TimeWarner Cable made a lot of news over the last few weeks when they introduced their tiered pricing strategy for high speed data services. The plans ranged from $15 to $150/month depending on the amount of bandwidth consumed. Their argument was that: 1) as a facilities based provider, the growth in network usage is forcing their costs to go up, which they need to recoup; and 2) this should reduce the bill for the many customers that don’t use even the lowest level of usage (so the poor user saves) and affect the super users who extract massive benefits for the network (and the rich user pays). From TWC’s COO, “When you go to lunch with a friend, do you split the bill in half if he gets steak and you have a salad?” I’m not opposed to the rationale in concept, but I do think there are several issues with it.
Plenty of people have talked about how the magic of photonics over fiber based plant has reduced the marginal cost of adding bandwidth fairly significantly. Bandwidth has an advantage over Moore’s law, in that it has two dimensions which can demonstrate improvement: concurrency of streams (number of waves sent over a medium) and rate of modulation/encoding of those streams (10Gb/s, 40 Gb/s, 100 Gb/s, etc). That multiplication creates huge drops in the cost of providing an incremental bit.
More telling to me is how vehemently the Cable industry fought a-la-carte pricing for television. This was the idea of forcing the MSOs to allow consumers to pick the channels they wanted to subscribe to and only pay for those a-la-carte, rather than the current model of buying a monolithic stack of hundreds of channels, where the vast majority are never consumed. In the interest of philosophical consistency, wouldn’t the a-la-carte argument be just as eligible for the “consumption based pricing” label as the data plan argument? I tend to think so, and can only reason that it’s simply not in their economic interest to offer that argument.
Clearly, the industry has no interest in shooting its cash cow in the foot.
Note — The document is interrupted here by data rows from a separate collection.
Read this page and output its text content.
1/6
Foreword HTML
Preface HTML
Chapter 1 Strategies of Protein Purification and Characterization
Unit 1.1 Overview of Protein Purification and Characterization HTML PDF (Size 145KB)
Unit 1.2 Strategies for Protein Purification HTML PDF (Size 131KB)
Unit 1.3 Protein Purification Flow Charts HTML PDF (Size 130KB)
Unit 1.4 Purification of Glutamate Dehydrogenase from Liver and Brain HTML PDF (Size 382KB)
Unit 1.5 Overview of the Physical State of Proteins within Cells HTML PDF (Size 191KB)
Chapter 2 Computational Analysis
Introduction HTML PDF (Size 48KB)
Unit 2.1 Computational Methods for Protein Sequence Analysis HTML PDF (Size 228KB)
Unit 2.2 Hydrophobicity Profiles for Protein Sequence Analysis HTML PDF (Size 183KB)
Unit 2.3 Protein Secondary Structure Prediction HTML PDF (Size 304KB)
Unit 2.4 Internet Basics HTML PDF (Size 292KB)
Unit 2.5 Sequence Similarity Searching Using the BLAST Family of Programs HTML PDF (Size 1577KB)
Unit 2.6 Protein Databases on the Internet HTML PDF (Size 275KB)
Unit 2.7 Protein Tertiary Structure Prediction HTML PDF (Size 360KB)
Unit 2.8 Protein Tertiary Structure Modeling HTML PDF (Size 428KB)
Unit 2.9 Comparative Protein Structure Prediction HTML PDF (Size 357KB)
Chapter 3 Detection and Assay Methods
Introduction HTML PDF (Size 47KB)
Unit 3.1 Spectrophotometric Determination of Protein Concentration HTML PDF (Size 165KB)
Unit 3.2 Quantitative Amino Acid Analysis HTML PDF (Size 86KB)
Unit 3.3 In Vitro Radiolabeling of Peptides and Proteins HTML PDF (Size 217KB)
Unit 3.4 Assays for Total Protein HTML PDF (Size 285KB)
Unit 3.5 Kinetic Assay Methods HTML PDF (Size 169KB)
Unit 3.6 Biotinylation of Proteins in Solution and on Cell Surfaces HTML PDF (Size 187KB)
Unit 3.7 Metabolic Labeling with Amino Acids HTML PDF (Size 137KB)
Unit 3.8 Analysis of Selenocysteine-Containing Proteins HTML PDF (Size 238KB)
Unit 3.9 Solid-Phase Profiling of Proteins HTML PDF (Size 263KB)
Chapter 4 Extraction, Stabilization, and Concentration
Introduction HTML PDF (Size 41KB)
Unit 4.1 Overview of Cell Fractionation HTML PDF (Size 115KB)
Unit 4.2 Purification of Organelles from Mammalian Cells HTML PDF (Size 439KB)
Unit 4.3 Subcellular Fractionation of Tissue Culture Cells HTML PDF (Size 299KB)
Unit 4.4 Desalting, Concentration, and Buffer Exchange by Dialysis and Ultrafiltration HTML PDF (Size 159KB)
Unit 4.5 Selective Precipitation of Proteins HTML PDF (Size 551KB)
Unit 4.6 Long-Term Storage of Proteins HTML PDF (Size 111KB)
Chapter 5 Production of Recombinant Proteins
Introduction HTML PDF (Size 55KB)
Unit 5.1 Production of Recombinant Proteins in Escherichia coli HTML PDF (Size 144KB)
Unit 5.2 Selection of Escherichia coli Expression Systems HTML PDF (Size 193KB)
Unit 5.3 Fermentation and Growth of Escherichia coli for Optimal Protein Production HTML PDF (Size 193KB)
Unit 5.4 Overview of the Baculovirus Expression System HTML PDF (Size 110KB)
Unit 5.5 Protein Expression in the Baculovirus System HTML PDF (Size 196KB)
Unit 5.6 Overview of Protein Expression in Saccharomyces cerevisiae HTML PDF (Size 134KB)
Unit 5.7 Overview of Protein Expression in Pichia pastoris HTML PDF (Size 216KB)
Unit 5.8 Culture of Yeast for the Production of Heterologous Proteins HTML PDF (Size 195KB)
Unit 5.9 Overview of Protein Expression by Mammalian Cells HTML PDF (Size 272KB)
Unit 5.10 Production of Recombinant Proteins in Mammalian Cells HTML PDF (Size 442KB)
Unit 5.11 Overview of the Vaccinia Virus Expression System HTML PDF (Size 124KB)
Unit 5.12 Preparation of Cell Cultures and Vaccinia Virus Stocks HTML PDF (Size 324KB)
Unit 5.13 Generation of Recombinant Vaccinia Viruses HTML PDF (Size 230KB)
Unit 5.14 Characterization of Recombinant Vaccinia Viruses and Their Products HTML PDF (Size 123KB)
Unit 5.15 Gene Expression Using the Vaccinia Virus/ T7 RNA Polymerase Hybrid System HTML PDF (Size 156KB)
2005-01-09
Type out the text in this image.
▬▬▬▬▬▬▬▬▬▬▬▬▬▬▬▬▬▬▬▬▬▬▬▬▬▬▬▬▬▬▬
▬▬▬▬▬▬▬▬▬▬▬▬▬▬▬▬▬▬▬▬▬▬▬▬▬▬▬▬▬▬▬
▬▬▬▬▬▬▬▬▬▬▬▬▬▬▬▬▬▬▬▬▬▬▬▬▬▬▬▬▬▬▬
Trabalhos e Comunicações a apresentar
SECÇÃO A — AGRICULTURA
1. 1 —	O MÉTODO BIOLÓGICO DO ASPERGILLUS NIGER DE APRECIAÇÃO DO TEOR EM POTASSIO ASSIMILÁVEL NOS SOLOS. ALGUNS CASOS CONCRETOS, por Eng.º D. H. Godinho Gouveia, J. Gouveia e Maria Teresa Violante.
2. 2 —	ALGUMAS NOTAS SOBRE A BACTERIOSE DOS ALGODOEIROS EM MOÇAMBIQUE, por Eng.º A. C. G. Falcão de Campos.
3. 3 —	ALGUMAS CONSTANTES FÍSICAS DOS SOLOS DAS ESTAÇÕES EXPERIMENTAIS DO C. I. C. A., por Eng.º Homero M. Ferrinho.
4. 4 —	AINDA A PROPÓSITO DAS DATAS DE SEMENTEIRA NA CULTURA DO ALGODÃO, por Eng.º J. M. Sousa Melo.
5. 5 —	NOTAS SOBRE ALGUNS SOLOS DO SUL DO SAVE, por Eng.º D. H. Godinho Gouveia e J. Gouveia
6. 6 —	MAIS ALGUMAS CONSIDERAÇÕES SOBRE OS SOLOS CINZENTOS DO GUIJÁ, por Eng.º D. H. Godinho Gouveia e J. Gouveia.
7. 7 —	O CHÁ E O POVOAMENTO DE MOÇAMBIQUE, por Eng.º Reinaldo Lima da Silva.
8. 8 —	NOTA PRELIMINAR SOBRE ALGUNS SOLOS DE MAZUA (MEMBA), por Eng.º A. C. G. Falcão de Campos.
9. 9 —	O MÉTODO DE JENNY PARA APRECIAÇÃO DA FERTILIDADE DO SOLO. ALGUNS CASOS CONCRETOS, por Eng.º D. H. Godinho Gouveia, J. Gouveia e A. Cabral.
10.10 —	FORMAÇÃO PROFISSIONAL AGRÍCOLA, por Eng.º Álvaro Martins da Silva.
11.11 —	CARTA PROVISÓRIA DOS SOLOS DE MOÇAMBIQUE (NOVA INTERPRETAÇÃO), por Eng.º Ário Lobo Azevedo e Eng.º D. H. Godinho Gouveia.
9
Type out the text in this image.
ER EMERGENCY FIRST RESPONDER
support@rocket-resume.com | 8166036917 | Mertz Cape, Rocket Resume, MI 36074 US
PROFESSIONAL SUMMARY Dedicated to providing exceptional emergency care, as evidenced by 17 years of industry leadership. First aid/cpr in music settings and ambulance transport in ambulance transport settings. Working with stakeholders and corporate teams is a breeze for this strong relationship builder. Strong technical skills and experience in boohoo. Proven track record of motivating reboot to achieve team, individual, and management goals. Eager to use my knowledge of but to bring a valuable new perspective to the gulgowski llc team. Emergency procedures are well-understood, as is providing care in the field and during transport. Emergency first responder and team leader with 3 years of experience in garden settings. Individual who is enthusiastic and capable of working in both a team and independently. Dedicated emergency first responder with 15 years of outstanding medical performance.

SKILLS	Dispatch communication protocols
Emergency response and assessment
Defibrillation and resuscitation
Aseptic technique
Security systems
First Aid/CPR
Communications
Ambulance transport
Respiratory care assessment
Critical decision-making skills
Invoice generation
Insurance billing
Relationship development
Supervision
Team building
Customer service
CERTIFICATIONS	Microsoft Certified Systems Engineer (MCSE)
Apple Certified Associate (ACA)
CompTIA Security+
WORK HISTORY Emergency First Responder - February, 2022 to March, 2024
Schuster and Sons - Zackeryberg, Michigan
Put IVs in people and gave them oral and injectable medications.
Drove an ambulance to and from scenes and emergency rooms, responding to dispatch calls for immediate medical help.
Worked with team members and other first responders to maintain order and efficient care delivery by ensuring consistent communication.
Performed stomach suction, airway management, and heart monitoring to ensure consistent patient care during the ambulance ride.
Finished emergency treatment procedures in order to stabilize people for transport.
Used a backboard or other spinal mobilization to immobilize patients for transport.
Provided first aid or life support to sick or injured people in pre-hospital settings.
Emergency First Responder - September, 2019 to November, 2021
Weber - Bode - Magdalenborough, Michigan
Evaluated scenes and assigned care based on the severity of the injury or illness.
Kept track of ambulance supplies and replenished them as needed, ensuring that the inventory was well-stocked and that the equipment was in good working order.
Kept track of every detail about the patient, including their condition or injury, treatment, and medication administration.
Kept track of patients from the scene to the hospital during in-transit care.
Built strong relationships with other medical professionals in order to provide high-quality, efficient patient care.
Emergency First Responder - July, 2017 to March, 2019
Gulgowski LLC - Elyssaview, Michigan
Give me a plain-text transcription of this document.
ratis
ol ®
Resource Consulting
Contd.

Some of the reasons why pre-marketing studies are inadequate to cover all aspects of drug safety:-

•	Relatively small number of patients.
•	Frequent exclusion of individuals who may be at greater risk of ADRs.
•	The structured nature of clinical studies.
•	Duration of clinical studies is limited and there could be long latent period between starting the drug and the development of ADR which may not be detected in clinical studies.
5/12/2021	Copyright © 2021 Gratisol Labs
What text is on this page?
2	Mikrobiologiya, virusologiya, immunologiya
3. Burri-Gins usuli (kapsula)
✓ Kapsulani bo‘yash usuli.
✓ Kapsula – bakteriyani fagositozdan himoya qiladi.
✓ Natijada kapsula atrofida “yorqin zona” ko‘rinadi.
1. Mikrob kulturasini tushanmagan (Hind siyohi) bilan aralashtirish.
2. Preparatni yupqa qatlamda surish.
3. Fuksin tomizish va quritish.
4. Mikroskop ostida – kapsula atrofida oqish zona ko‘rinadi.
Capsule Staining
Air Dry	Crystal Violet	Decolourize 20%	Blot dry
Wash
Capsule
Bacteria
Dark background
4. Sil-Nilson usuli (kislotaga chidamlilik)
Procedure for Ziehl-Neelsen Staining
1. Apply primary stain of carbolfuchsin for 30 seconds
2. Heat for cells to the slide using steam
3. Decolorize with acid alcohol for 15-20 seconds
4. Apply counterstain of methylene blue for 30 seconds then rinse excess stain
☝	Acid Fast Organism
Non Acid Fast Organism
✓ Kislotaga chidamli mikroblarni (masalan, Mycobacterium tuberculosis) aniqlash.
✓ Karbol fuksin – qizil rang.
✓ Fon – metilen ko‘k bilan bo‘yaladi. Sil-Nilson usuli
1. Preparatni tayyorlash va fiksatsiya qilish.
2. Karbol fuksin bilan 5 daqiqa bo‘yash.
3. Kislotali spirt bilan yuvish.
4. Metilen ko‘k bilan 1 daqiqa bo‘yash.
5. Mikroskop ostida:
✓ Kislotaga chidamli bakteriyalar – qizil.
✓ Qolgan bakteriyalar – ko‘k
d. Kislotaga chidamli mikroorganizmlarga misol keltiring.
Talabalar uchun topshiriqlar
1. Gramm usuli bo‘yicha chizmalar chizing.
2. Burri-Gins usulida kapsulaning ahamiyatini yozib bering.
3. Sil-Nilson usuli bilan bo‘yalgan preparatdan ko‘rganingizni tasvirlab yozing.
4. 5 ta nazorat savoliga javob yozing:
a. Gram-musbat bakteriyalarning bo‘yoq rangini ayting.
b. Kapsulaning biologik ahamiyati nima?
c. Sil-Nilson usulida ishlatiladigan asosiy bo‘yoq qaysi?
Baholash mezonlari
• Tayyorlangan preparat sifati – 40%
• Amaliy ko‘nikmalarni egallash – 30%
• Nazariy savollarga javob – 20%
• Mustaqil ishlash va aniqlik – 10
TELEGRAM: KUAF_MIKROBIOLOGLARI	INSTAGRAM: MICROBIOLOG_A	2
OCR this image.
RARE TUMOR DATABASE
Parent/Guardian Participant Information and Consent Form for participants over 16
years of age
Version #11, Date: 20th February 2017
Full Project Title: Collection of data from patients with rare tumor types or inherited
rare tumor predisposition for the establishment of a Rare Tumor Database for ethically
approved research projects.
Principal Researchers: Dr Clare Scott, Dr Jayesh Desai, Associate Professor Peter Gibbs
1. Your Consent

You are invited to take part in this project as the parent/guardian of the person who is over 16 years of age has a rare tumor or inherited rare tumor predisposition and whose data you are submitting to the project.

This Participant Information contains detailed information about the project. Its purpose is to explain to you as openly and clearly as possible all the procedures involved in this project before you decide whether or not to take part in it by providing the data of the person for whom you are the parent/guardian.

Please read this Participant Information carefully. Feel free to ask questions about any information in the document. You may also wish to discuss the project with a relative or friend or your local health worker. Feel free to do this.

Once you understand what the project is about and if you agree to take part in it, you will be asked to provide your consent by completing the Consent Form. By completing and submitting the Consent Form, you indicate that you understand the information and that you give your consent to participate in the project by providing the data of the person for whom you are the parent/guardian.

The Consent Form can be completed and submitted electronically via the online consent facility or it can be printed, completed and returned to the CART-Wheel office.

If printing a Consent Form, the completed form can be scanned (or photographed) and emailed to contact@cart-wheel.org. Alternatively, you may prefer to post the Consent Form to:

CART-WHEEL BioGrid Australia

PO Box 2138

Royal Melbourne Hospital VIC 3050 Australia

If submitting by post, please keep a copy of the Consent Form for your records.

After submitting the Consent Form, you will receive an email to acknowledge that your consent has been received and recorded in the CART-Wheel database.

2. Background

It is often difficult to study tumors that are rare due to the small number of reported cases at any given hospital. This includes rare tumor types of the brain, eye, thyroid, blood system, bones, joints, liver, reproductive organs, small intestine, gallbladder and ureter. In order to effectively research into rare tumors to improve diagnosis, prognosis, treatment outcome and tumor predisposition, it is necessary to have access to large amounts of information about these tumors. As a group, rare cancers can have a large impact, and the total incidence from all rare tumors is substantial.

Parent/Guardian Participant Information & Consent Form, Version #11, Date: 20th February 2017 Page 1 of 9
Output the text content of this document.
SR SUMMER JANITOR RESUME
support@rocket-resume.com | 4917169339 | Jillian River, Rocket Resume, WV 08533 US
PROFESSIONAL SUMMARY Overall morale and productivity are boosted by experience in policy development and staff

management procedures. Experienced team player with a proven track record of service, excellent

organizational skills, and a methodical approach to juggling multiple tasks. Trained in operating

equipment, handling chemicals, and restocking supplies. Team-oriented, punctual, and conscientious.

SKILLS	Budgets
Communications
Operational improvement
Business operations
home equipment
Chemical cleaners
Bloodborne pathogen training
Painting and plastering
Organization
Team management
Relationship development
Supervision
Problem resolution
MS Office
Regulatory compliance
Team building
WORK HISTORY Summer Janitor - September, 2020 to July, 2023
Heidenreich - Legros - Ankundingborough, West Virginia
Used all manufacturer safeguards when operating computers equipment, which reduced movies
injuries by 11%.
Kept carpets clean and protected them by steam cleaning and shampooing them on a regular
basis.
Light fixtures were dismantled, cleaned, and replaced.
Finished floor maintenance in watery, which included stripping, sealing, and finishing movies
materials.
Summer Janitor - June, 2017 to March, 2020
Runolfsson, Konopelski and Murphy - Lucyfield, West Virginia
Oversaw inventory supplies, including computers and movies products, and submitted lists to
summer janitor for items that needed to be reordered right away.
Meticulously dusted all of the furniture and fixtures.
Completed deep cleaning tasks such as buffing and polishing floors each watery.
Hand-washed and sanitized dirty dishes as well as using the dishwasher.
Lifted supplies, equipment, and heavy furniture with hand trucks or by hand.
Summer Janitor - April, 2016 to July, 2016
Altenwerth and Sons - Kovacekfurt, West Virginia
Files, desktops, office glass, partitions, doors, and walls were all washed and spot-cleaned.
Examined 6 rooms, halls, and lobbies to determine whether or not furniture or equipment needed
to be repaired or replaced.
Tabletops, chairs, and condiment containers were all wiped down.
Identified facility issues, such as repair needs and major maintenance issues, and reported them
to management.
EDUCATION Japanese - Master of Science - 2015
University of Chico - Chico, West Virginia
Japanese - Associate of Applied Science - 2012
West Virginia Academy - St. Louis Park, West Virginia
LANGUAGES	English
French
It is only natural to fight the mandated a-la-carte pricing. But the industry can also not be blind to outside threats. The availability of premium shows online in high quality over the Internet, the rise of on demand time and place shifted viewing, and the high broadband penetration rate has created a competitor to the proprietary, linear world of COAX. I tell many people that if ESPN360.com were not blocked by TimeWarner, I would have little reason to pay the $160/month I currently pay for cable television and high speed data. I’d be able to watch live streaming sports via ESPN360 or CBSSports for March Madness, and I’d watch the 5-7 shows I DVR online at HULU, Boxee, or some other destination. All of a sudden, my $160/month bill would be compressed to just over $40 for unlimited data access.
I’m sure the executives at the various cable companies have also done that math. And I believe they see customers doing it at a much more rapid pace. What better way to ensure one’s revenues are not cannibalized, and in fact be allowed to thrive, than to introduce consumption based pricing for data. In order to stream a few HD shows a few times a month would automatically push one into the $150-200/month category group of consumer. At that price point, the MSOs are absolutely indifferent to whether I watch my shows over their proprietary network or over the Internet on my data pipe. You can go a-la-carte but pay them just as much. In fact, they probably are incented to switch me over for revenue generation and cost efficiency gains – it’s way more profitable for them!
The path ahead will be tricky. TimeWarner has already rescinded plans for testing of tiered pricing, because of the consumer fury it has set off. If they move too quickly, they risk net neutrality legislation being thrust upon them. Better to let consumers think they won and come out with another plan, lest their hands get tied. But I think we are crazy to think tiers won’t be introduced somehow in the future. The MSOs are too smart to let their analog dollars get turned into digital quarters.
What do you think? Am I being too skeptical?